Esse problema é mais agudo porque a alocação contratual de risco sobre a diferença entre a realidade que será encontrada pelo concessionário e os dados previstos no edital, ou é alocada ao concessionário (no caso das perdas), ou há omissão contratual sobre o tema (no caso do cadastro), ou há uma divisão de riscos inadequada, como no caso das diferenças de cobertura, em que o contrato carreia para o concessionário o custeio das consequências de até 15% dessas diferenças.
Isso porque não se desenvolveu no Brasil modelos adequados de contratos de concessão de negócios que envolvem redes para a prestação dos serviços, como, por exemplo, distribuição de energia ou gás. O BNDES, que é o estruturador principal de projetos de saneamento no Brasil, usa um modelo de contrato que foi criado originalmente para o setor de rodovias, e, portanto, adequado para concessões de infraestruturas lineares de transporte.
Supõe-se que os participantes da licitação conseguem checar os dados de partida do projeto retratados no edital, porque, em rodovias em regra é viável inspecionar o estado da infraestrutura durante a licitação, o que não é possível nos negócios de rede.
Os participantes das licitações têm apontado esse problema, trazendo inclusive informação sobre os bilionários pedidos de reequilíbrio dos contratos anteriores. A reação do BNDES tem sido deixar mais claro nos contratos que esse risco é do concessionário, de maneira a minimizar as chances de sucesso dos futuros pedidos de reequilíbrio dos contratos.
Contudo, ao alocar um risco, deve-se pensar em como o ente que ficará por ele responsável vai gerenciá-lo. No caso dos dados de partida dos projetos de saneamento, não há como o concessionário precificá-los ou gerenciá-los, e, por isso, a sua reação racional seria, em tese, provisionar valores nas suas propostas para criar um colchão para lidar com os eventos gravosos relativos a esses riscos.
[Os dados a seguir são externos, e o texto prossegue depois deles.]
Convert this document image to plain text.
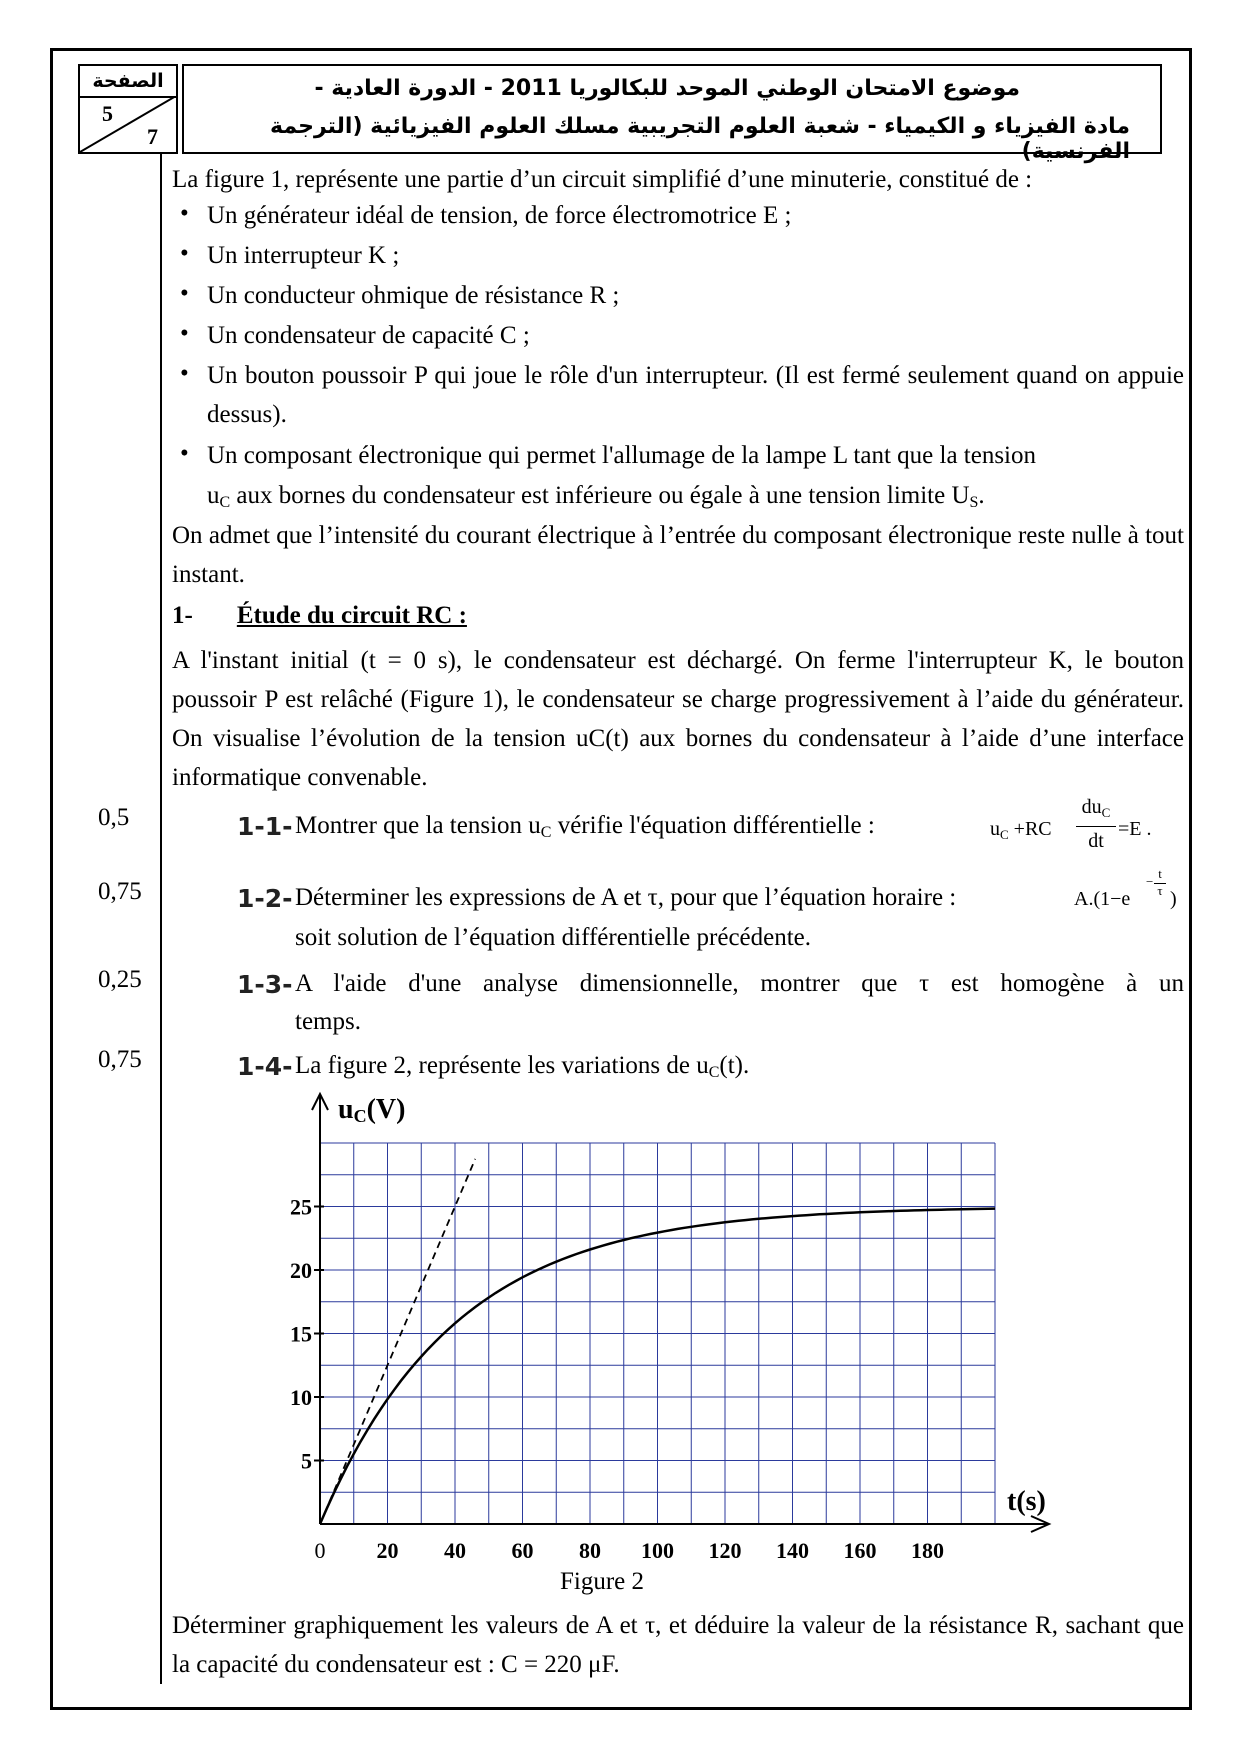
الصفحة
5
7
موضوع الامتحان الوطني الموحد للبكالوريا 2011 - الدورة العادية -
مادة الفيزياء و الكيمياء - شعبة العلوم التجريبية مسلك العلوم الفيزيائية (الترجمة الفرنسية)
La figure 1, représente une partie d’un circuit simplifié d’une minuterie, constitué de :
• Un générateur idéal de tension, de force électromotrice E ;
• Un interrupteur K ;
• Un conducteur ohmique de résistance R ;
• Un condensateur de capacité C ;
• Un bouton poussoir P qui joue le rôle d'un interrupteur. (Il est fermé seulement quand on appuie dessus).
• Un composant électronique qui permet l'allumage de la lampe L tant que la tension
$u_C$ aux bornes du condensateur est inférieure ou égale à une tension limite $U_S$.
On admet que l’intensité du courant électrique à l’entrée du composant électronique reste nulle à tout instant.
1- Étude du circuit RC :
A l'instant initial (t = 0 s), le condensateur est déchargé. On ferme l'interrupteur K, le bouton poussoir P est relâché (Figure 1), le condensateur se charge progressivement à l’aide du générateur. On visualise l’évolution de la tension uC(t) aux bornes du condensateur à l’aide d’une interface informatique convenable.
0,5	1-1- Montrer que la tension $u_C$ vérifie l'équation différentielle :	$u_C +RC$
$du_C$
dt
=E .
0,75	1-2- Déterminer les expressions de A et τ, pour que l’équation horaire :	A.(1−e
−
t
τ )
soit solution de l’équation différentielle précédente.
0,25	1-3- A l'aide d'une analyse dimensionnelle, montrer que τ est homogène à un
temps.
0,75	1-4- La figure 2, représente les variations de $u_C(t)$.
0 20 40 60 80 100 120 140 160 180
5
10
15
20
25
uC(V)
t(s)
Figure 2
Déterminer graphiquement les valeurs de A et τ, et déduire la valeur de la résistance R, sachant que la capacité du condensateur est : C = 220 μF.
Todavia, em um setor como o de saneamento em que temos mais de 80 agências reguladoras no país, várias delas com capacidade limitada de fiscalizar os serviços, e que ainda há controvérsias sobre coisas básicas como a mensuração dos índices de cobertura do serviço, o incentivo aos participantes das licitações é de serem agressivos nos leilões e, depois, investirem apenas o que couber na proposta vencedora.
É essencial que os responsáveis por modelar os projetos entendam que a alocação contratual de riscos não faz com que os riscos desapareçam. Ao alocar riscos aos concessionários, é preciso considerar as consequências da ocorrência de eventos gravosos e os incentivos dos entes que vierem a ser atingidos por eles. Sem isso, o "sucesso" nos leilões não levará ao cumprimento dos contratos e, por consequência, à universalização dos serviços.